Withanone and Withaferin-A are predicted to interact with transmembrane protease serine 2 (TMPRSS2) and block entry of SARS-CoV-2 into cells

Abstract

Coronavirus disease 2019 (COVID-19) initiated in December 2019 in Wuhan, China and became pandemic causing high fatality and disrupted normal life calling world almost to a halt. Causative agent is a novel coronavirus called Severe Acute Respiratory Syndrome Coronavirus 2 (SARS-CoV-2/2019-nCoV). While new line of drug/vaccine development has been initiated world-wide, in the current scenario of high infected numbers, severity of the disease and high morbidity, repurposing of the existing drugs is heavily explored. Here, we used a homology-based structural model of transmembrane protease serine 2 (TMPRSS2), a cell surface receptor, required for entry of virus to the target host cell. Using the strengths of molecular docking and molecular dynamics simulations, we examined the binding potential of Withaferin-A (Wi-A), Withanone (Wi-N) and caffeic acid phenethyl ester to TPMRSS2 in comparison to its known inhibitor, Camostat mesylate. We found that both Wi-A and Wi-N could bind and stably interact at the catalytic site of TMPRSS2. Wi-N showed stronger interactions with TMPRSS2 catalytic residues than Wi-A and was also able to induce changes in its allosteric site. Furthermore, we investigated the effect of Wi-N on TMPRSS2 expression in MCF7 cells and found remarkable downregulation of TMPRSS2 mRNA in treated cells predicting dual action of Wi-N to block SARS-CoV-2 entry into the host cells. Since the natural compounds are easily available/affordable, they may even offer a timely therapeutic/preventive value for the management of SARS-CoV-2 pandemic. We also report that Wi-A/Wi-N content varies in different parts of Ashwagandha and warrants careful attention for their use.Communicated by Ramaswamy H. Sarma.
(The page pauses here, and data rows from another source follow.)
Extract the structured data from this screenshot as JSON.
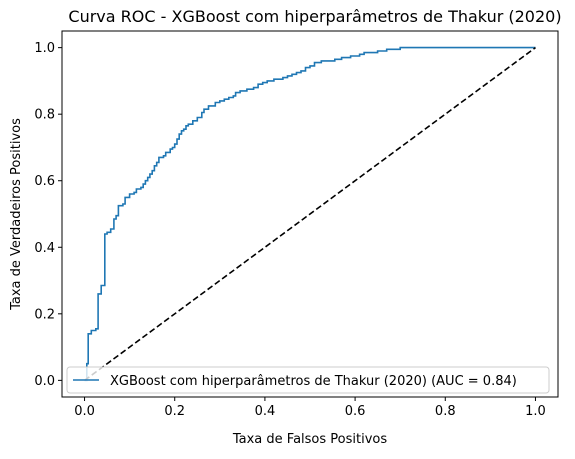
{
  "chart_data": {
    "type": "line",
    "title": "Curva ROC - XGBoost com hiperparâmetros de Thakur (2020)",
    "xlabel": "Taxa de Falsos Positivos",
    "ylabel": "Taxa de Verdadeiros Positivos",
    "xlim": [
      -0.05,
      1.05
    ],
    "ylim": [
      -0.05,
      1.05
    ],
    "x_ticks": [
      "0.0",
      "0.2",
      "0.4",
      "0.6",
      "0.8",
      "1.0"
    ],
    "y_ticks": [
      "0.0",
      "0.2",
      "0.4",
      "0.6",
      "0.8",
      "1.0"
    ],
    "grid": false,
    "legend_position": "lower-right",
    "series": [
      {
        "name": "XGBoost com hiperparâmetros de Thakur (2020) (AUC = 0.84)",
        "color": "#1f77b4",
        "style": "step",
        "points": [
          [
            0.0,
            0.0
          ],
          [
            0.005,
            0.0
          ],
          [
            0.005,
            0.05
          ],
          [
            0.008,
            0.05
          ],
          [
            0.008,
            0.14
          ],
          [
            0.015,
            0.14
          ],
          [
            0.015,
            0.15
          ],
          [
            0.025,
            0.15
          ],
          [
            0.025,
            0.155
          ],
          [
            0.03,
            0.155
          ],
          [
            0.03,
            0.26
          ],
          [
            0.037,
            0.26
          ],
          [
            0.037,
            0.285
          ],
          [
            0.045,
            0.285
          ],
          [
            0.045,
            0.44
          ],
          [
            0.05,
            0.44
          ],
          [
            0.05,
            0.445
          ],
          [
            0.058,
            0.445
          ],
          [
            0.058,
            0.455
          ],
          [
            0.065,
            0.455
          ],
          [
            0.065,
            0.485
          ],
          [
            0.07,
            0.485
          ],
          [
            0.07,
            0.495
          ],
          [
            0.075,
            0.495
          ],
          [
            0.075,
            0.525
          ],
          [
            0.085,
            0.525
          ],
          [
            0.085,
            0.53
          ],
          [
            0.09,
            0.53
          ],
          [
            0.09,
            0.55
          ],
          [
            0.1,
            0.55
          ],
          [
            0.1,
            0.56
          ],
          [
            0.11,
            0.56
          ],
          [
            0.11,
            0.565
          ],
          [
            0.115,
            0.565
          ],
          [
            0.115,
            0.575
          ],
          [
            0.125,
            0.575
          ],
          [
            0.125,
            0.58
          ],
          [
            0.13,
            0.58
          ],
          [
            0.13,
            0.59
          ],
          [
            0.135,
            0.59
          ],
          [
            0.135,
            0.6
          ],
          [
            0.14,
            0.6
          ],
          [
            0.14,
            0.61
          ],
          [
            0.145,
            0.61
          ],
          [
            0.145,
            0.62
          ],
          [
            0.15,
            0.62
          ],
          [
            0.15,
            0.63
          ],
          [
            0.155,
            0.63
          ],
          [
            0.155,
            0.645
          ],
          [
            0.16,
            0.645
          ],
          [
            0.16,
            0.655
          ],
          [
            0.165,
            0.655
          ],
          [
            0.165,
            0.67
          ],
          [
            0.175,
            0.67
          ],
          [
            0.175,
            0.675
          ],
          [
            0.18,
            0.675
          ],
          [
            0.18,
            0.685
          ],
          [
            0.19,
            0.685
          ],
          [
            0.19,
            0.695
          ],
          [
            0.195,
            0.695
          ],
          [
            0.195,
            0.7
          ],
          [
            0.2,
            0.7
          ],
          [
            0.2,
            0.71
          ],
          [
            0.205,
            0.71
          ],
          [
            0.205,
            0.725
          ],
          [
            0.21,
            0.725
          ],
          [
            0.21,
            0.74
          ],
          [
            0.215,
            0.74
          ],
          [
            0.215,
            0.75
          ],
          [
            0.22,
            0.75
          ],
          [
            0.22,
            0.755
          ],
          [
            0.225,
            0.755
          ],
          [
            0.225,
            0.765
          ],
          [
            0.23,
            0.765
          ],
          [
            0.23,
            0.77
          ],
          [
            0.24,
            0.77
          ],
          [
            0.24,
            0.78
          ],
          [
            0.25,
            0.78
          ],
          [
            0.25,
            0.79
          ],
          [
            0.26,
            0.79
          ],
          [
            0.26,
            0.805
          ],
          [
            0.265,
            0.805
          ],
          [
            0.265,
            0.815
          ],
          [
            0.275,
            0.815
          ],
          [
            0.275,
            0.825
          ],
          [
            0.29,
            0.825
          ],
          [
            0.29,
            0.835
          ],
          [
            0.3,
            0.835
          ],
          [
            0.3,
            0.84
          ],
          [
            0.31,
            0.84
          ],
          [
            0.31,
            0.845
          ],
          [
            0.32,
            0.845
          ],
          [
            0.32,
            0.85
          ],
          [
            0.33,
            0.85
          ],
          [
            0.33,
            0.855
          ],
          [
            0.335,
            0.855
          ],
          [
            0.335,
            0.865
          ],
          [
            0.345,
            0.865
          ],
          [
            0.345,
            0.87
          ],
          [
            0.36,
            0.87
          ],
          [
            0.36,
            0.875
          ],
          [
            0.375,
            0.875
          ],
          [
            0.375,
            0.88
          ],
          [
            0.385,
            0.88
          ],
          [
            0.385,
            0.89
          ],
          [
            0.395,
            0.89
          ],
          [
            0.395,
            0.895
          ],
          [
            0.405,
            0.895
          ],
          [
            0.405,
            0.9
          ],
          [
            0.42,
            0.9
          ],
          [
            0.42,
            0.905
          ],
          [
            0.44,
            0.905
          ],
          [
            0.44,
            0.91
          ],
          [
            0.45,
            0.91
          ],
          [
            0.45,
            0.915
          ],
          [
            0.46,
            0.915
          ],
          [
            0.46,
            0.92
          ],
          [
            0.47,
            0.92
          ],
          [
            0.47,
            0.925
          ],
          [
            0.48,
            0.925
          ],
          [
            0.48,
            0.93
          ],
          [
            0.49,
            0.93
          ],
          [
            0.49,
            0.94
          ],
          [
            0.5,
            0.94
          ],
          [
            0.5,
            0.945
          ],
          [
            0.51,
            0.945
          ],
          [
            0.51,
            0.955
          ],
          [
            0.525,
            0.955
          ],
          [
            0.525,
            0.96
          ],
          [
            0.555,
            0.96
          ],
          [
            0.555,
            0.965
          ],
          [
            0.57,
            0.965
          ],
          [
            0.57,
            0.97
          ],
          [
            0.59,
            0.97
          ],
          [
            0.59,
            0.975
          ],
          [
            0.61,
            0.975
          ],
          [
            0.61,
            0.98
          ],
          [
            0.62,
            0.98
          ],
          [
            0.62,
            0.985
          ],
          [
            0.65,
            0.985
          ],
          [
            0.65,
            0.99
          ],
          [
            0.67,
            0.99
          ],
          [
            0.67,
            0.995
          ],
          [
            0.7,
            0.995
          ],
          [
            0.7,
            1.0
          ],
          [
            1.0,
            1.0
          ]
        ]
      },
      {
        "name": "",
        "color": "#000000",
        "style": "dashed",
        "points": [
          [
            0.0,
            0.0
          ],
          [
            1.0,
            1.0
          ]
        ]
      }
    ]
  }
}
Keywords: Ashwagandha; COVID-19; Withaferin-A; Withanone; binding; caffeic acid phenethyl ester; honey bee; inhibition; molecular docking; propolis; transmembrane protease serine 2 (TMPRSS2).

Figure 1.

Molecular structures of (A) Camostat mesylate, (B) CAPE, (C) Withaferin-A and (D) Withanone.

Figure 2.

(A) RMSD of the protein backbone along the simulation trajectory for the protein alone and all the docked complexes. The overall structure of TMPRSS2 did not change much after the binding of Wi-N or Wi-A when compared to Camostat mesylate. (B) RMSF of the amino acids comprising the interacting domain of TMRSS2. No abrupt fluctuations were observed in any region of the protein with or without the three ligands. (C) Superimposition of the three docked complexes with Apo-TMPRSS2. All the three small molecules – Camostat mesylate, Wi-N and Wi-A were bound in the same site suggesting their similar mechanism of action. Conformational change from loop to helix was observed in region Arg316 to Tyr322 in case of Camostat mesylate and Wi-N. (D) Surface representation of TMPRSS2 showing all the ligands embedded in its catalytic pocket.

Figure 3.

Hydrogen bond occupancy of various important residues of TMPRSS2 during the simulation run in case of binding with Wi-N (A), Wi-A (B) and Camostat mesylate (C).

Figure 4.

Molecular interactions of Camostat mesylate (A), Wi-A (B) and Wi-N (C) within the catalytic site of TMPRSS2. Residues involved in hydrogen bond interactions are shown in sticks while the ones with non-polar interactions have been represented by lines. In all the three complexes, catalytic residues were participating in interaction with the ligands thereby blocking the site for priming of S protein, suggesting the therapeutic potential of Ashwagandha derived Wi-N and Wi-A.

Figure 5.

Dose dependent cytotoxicity of Wi-N to MCF7 cells. Cell morphology and viability, as determined by MTT and QCV assays, are shown (A). TMPRSS2 mRNA expression was determined by real time quantitative PCR (RT-PCR) in control and Wi-N (40 μM) treated cells. The data represents mean ± SD from three experiments. Statistical significance was calculated by Unpaired t test (GraphPad Prism, GraphPad Software, San Diego, CA. ** and ***represent p value < 0.05 and < 0.001 for significant and very significant changes, respectively).

Figure 6.

Content of Wi-A and Wi-N in root, stem and leaves of Ashwagandha as detected by high pressure liquid chromatography. Dry powders of each of the sample obtained from the same plant/harvest of Ashwagandha were extracted with β-CD water (Kaul et al., 2016). Content of Wi-A and Wi-N was determined by HPLC with respect to the standards shown on the top. X-axis and Y-axis show minutes and absorbance units, respectively.